Income Tax News: The Indian government introduced the new tax regime to simplify the process of filing taxes. This streamlined system focuses on offering reduced tax rates instead of requiring taxpayers to navigate a complex web of deductions and exemptions. However, some allowances are still claimable under the new regime. Let's explore what these are and how they differ from the old system.
Allowances You Can Claim Under the New Tax Regime
Description
Details
Standard Deduction
A fixed deduction of ₹50,000 to compensate for various expenses.
Retirement Benefits
Gratuity and leave encashment received upon retirement are non-taxable.
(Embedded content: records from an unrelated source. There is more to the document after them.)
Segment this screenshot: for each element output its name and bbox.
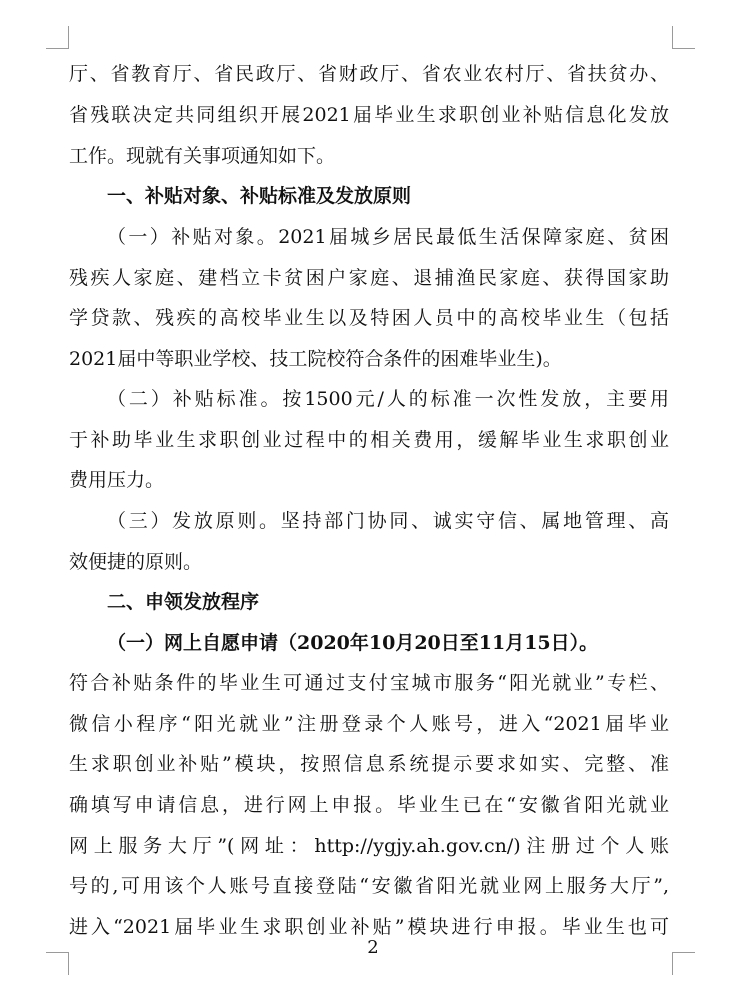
body-line: 省残联决定共同组织开展2021届毕业生求职创业补贴信息化发放 bbox=[69, 104, 669, 126]
body-line: 工作。现就有关事项通知如下。 bbox=[69, 145, 336, 167]
body-line: 符合补贴条件的毕业生可通过支付宝城市服务“阳光就业”专栏、 bbox=[69, 672, 669, 694]
paragraph-start-line: （一）补贴对象。2021届城乡居民最低生活保障家庭、贫困 bbox=[107, 226, 669, 248]
section-heading-2: 二、申领发放程序 bbox=[107, 591, 260, 613]
body-line: 进入“2021届毕业生求职创业补贴”模块进行申报。毕业生也可 bbox=[69, 916, 669, 938]
body-line: 微信小程序“阳光就业”注册登录个人账号，进入“2021届毕业 bbox=[69, 713, 669, 735]
body-line: 号的,可用该个人账号直接登陆“安徽省阳光就业网上服务大厅”, bbox=[69, 875, 669, 897]
body-line: 网上服务大厅”(网址：http://ygjy.ah.gov.cn/)注册过个人账 bbox=[69, 835, 669, 857]
body-line: 2021届中等职业学校、技工院校符合条件的困难毕业生)。 bbox=[69, 348, 562, 370]
body-line: 残疾人家庭、建档立卡贫困户家庭、退捕渔民家庭、获得国家助 bbox=[69, 267, 669, 289]
body-line: 于补助毕业生求职创业过程中的相关费用，缓解毕业生求职创业 bbox=[69, 429, 669, 451]
body-line: 厅、省教育厅、省民政厅、省财政厅、省农业农村厅、省扶贫办、 bbox=[69, 63, 669, 85]
paragraph-start-line: （三）发放原则。坚持部门协同、诚实守信、属地管理、高 bbox=[107, 510, 669, 532]
body-line: 效便捷的原则。 bbox=[69, 551, 203, 573]
page-number: 2 bbox=[367, 937, 379, 958]
body-line: 学贷款、残疾的高校毕业生以及特困人员中的高校毕业生（包括 bbox=[69, 307, 669, 329]
body-line: 费用压力。 bbox=[69, 469, 165, 491]
section-heading-1: 一、补贴对象、补贴标准及发放原则 bbox=[107, 185, 412, 207]
paragraph-start-line: （二）补贴标准。按1500元/人的标准一次性发放，主要用 bbox=[107, 388, 669, 410]
crop-mark-top-left bbox=[46, 26, 69, 49]
subsection-heading: （一）网上自愿申请（2020年10月20日至11月15日）。 bbox=[107, 632, 599, 654]
crop-mark-top-right bbox=[672, 26, 695, 49]
body-line: 确填写申请信息，进行网上申报。毕业生已在“安徽省阳光就业 bbox=[69, 794, 669, 816]
body-line: 生求职创业补贴”模块，按照信息系统提示要求如实、完整、准 bbox=[69, 753, 669, 775]
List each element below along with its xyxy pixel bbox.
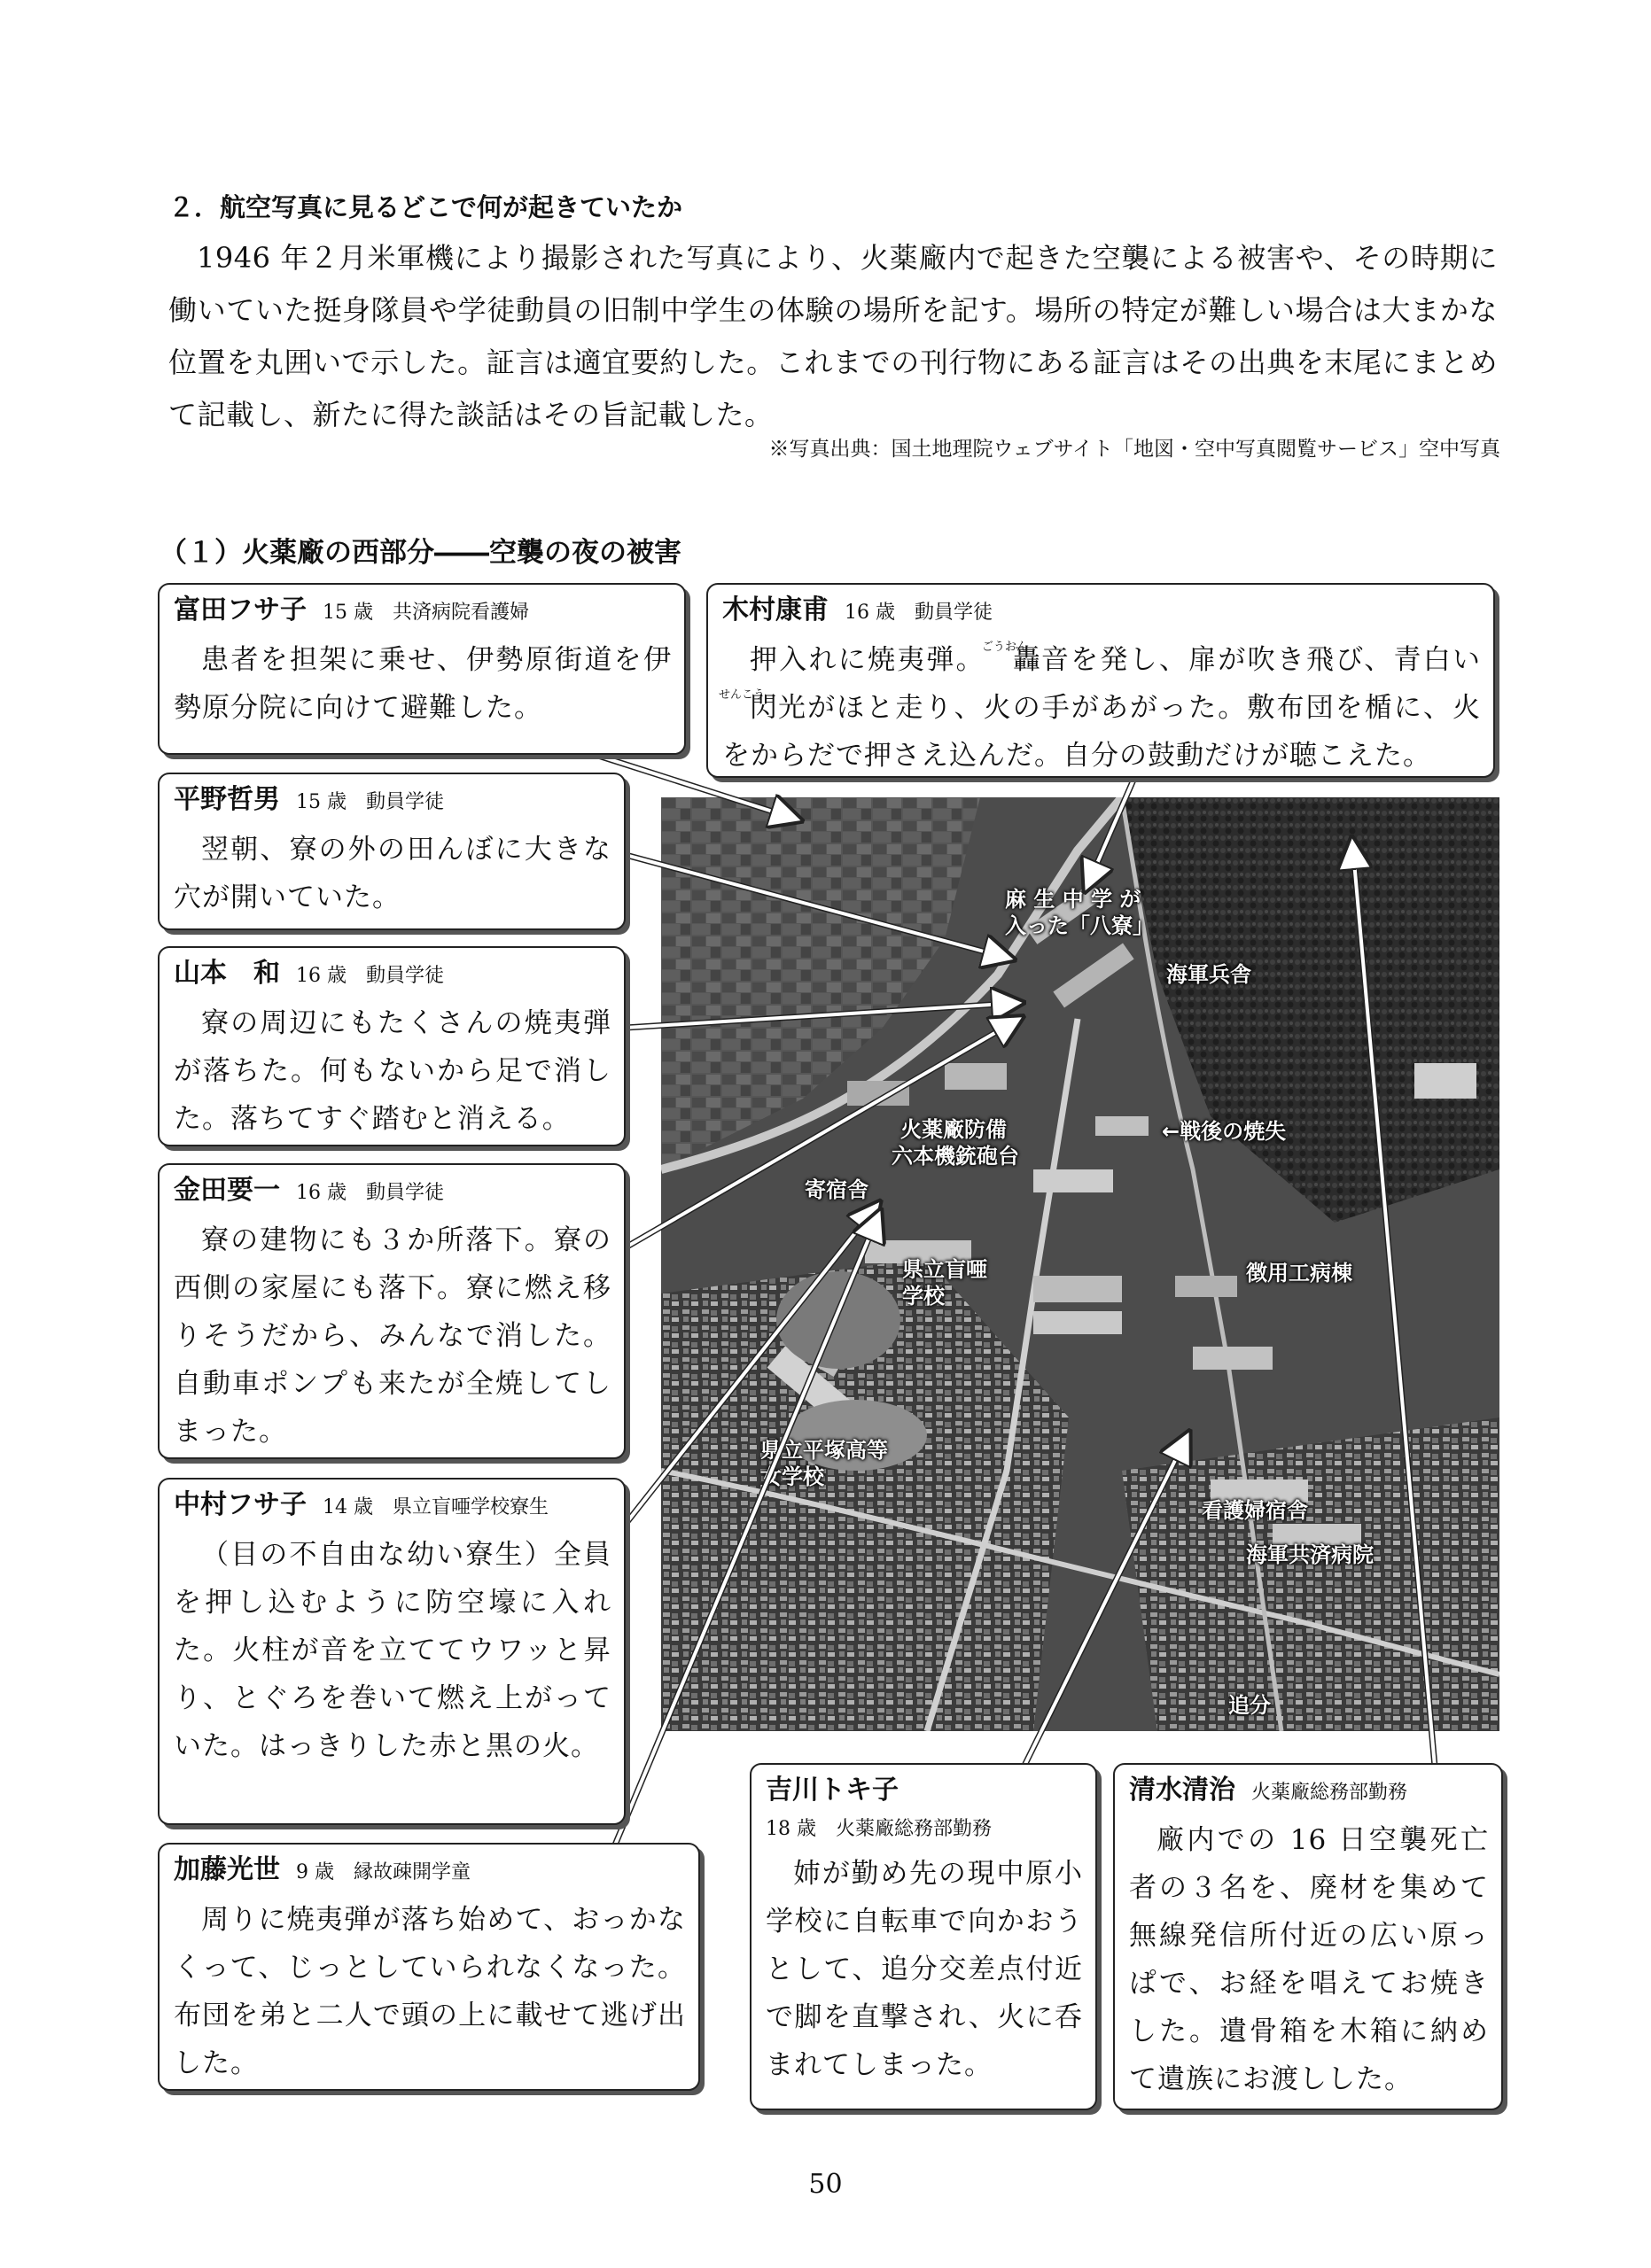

Employer Contributions to NPS/PF
Contributions made by your employer towards your National Pension System (NPS) or Provident Fund (PF) account are exempt from tax.
Long-Term Capital Gains (LTCG)
Up to ₹1 lakh deduction on long-term capital gains from selling equity shares or equity-oriented mutual funds.
Standard Deduction: Under the new regime, all taxpayers are entitled to a standard deduction of Rs. 50,000, irrespective of their income level. This replaces various deductions available in the old regime, making tax filing more straightforward.
Retirement Benefits: Gratuity and leave encashment received upon retirement remain non-taxable under the new tax regime, offering relief to retirees.
Employer Contributions to NPS/PF: Contributions made by employers towards the National Pension System (NPS) or Provident Fund (PF) are exempt from taxation. However, deductions for employee contributions under Section 80C are no longer applicable.
Long-Term Capital Gains (LTCG): Taxpayers can still benefit from deductions on long-term capital gains from the sale of equity shares or equity-oriented mutual funds, up to a limit of Rs. 1 lakh, in the new tax regime.
Exemptions Under the New Regime
The new tax regime also allows taxpayers to claim certain exemptions, including:
Transport allowances for specially-abled individuals
Compensation for travel during tours or transfers
Conveyance allowance for employment-related travel expenses
Interest on Home Loan for let-out property
Perquisites for official purposes
Gifts up to Rs. 50,000
Exemption on retirement benefits such as gratuity and leave encashment
Deduction for additional employee costs
Important Points to Note
Section 80C deductions are not applicable in the new tax regime.